On Oct. 1 — yesterday, and the day Netanyahu met with Obama — Peace Now and Terrestrial Jerusalem noted the announcement’s publication. The building permit became an issue in the talks between Obama and Netanyahu and resulted an an unusually sharp rebuke from the White House.

Netanyahu told Bloomberg News that he does not think the timing was a coincidence. The disclosure by Peace Now, which monitors settlement growth, “shows a lack of national responsibility to do something like this,” Netanyahu said. “This was publicized now only in order to damage the meeting” with Obama, he said.

The Housing Ministry took the same tack, according to The Associated Press. Ariel Rosenberg, a spokesman for Israel’s Housing Ministry, which is involved in planning settlement construction, accused Peace Now of timing its announcement to sabotage the White House meeting.

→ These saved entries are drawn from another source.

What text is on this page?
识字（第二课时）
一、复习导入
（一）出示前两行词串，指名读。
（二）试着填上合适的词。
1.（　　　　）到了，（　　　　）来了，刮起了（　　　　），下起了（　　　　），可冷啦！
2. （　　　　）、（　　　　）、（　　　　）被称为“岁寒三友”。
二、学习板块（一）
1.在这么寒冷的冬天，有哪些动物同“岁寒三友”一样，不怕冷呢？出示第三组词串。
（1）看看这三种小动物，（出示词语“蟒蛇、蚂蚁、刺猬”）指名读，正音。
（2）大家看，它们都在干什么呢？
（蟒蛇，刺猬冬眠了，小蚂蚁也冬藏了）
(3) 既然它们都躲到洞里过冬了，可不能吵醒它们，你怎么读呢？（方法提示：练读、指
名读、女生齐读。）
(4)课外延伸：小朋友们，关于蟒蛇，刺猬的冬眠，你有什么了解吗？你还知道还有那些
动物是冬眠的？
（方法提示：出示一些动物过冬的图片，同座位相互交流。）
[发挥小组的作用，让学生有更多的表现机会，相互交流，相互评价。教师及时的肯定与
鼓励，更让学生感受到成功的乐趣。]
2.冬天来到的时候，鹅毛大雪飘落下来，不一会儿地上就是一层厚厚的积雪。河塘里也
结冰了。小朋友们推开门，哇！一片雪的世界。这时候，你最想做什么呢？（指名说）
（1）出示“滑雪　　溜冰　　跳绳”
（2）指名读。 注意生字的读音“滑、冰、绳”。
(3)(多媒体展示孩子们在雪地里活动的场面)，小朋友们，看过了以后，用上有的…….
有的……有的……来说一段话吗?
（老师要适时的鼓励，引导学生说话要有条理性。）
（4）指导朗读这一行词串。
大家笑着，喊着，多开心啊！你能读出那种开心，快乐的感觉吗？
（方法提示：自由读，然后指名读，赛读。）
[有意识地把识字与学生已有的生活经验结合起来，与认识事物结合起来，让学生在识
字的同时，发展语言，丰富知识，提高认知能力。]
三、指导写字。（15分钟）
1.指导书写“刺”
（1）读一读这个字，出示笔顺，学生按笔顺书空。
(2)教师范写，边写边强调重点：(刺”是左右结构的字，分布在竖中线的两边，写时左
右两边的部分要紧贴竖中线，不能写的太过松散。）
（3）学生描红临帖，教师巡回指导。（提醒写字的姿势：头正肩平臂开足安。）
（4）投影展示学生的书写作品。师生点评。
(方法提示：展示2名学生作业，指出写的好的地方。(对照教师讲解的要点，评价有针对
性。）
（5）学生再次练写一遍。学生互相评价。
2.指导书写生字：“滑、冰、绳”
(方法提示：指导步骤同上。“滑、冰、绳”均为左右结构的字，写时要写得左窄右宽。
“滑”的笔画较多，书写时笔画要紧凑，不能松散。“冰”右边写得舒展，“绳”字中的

So did Honest Reporting: “So Peace Now deliberately held off on releasing this press statement for a week when it knew it could achieve maximum traction in the press while at the same time causing a new headache for Netanyahu during his U.S. trip. And this despite the fact that the building in Givat Hamatos had been approved as far back as December 2012.”

We don’t know when Peace Now or Terrestrial Jerusalem saw the ad, exactly, and press releases on Erev Rosh Hashanah are more than rare, not just because you won’t get press, but because like almost everyone else in the country, you’re off to holiday dinner — which may have been the point. The Interior Ministry notice is the Israeli equivalent of one of Washington’s notorious Friday night dumps.

Given the three-day holiday — Rosh Hashanah and then Shabbat — there were two working days between the Interior Ministry ad and Netanyahu rolling onto the White House grounds. It is the government that made this announcement on the eve of Netanyahu’s visit. Peace Now and Terrestrial Jerusalem simply noticed, and repeated.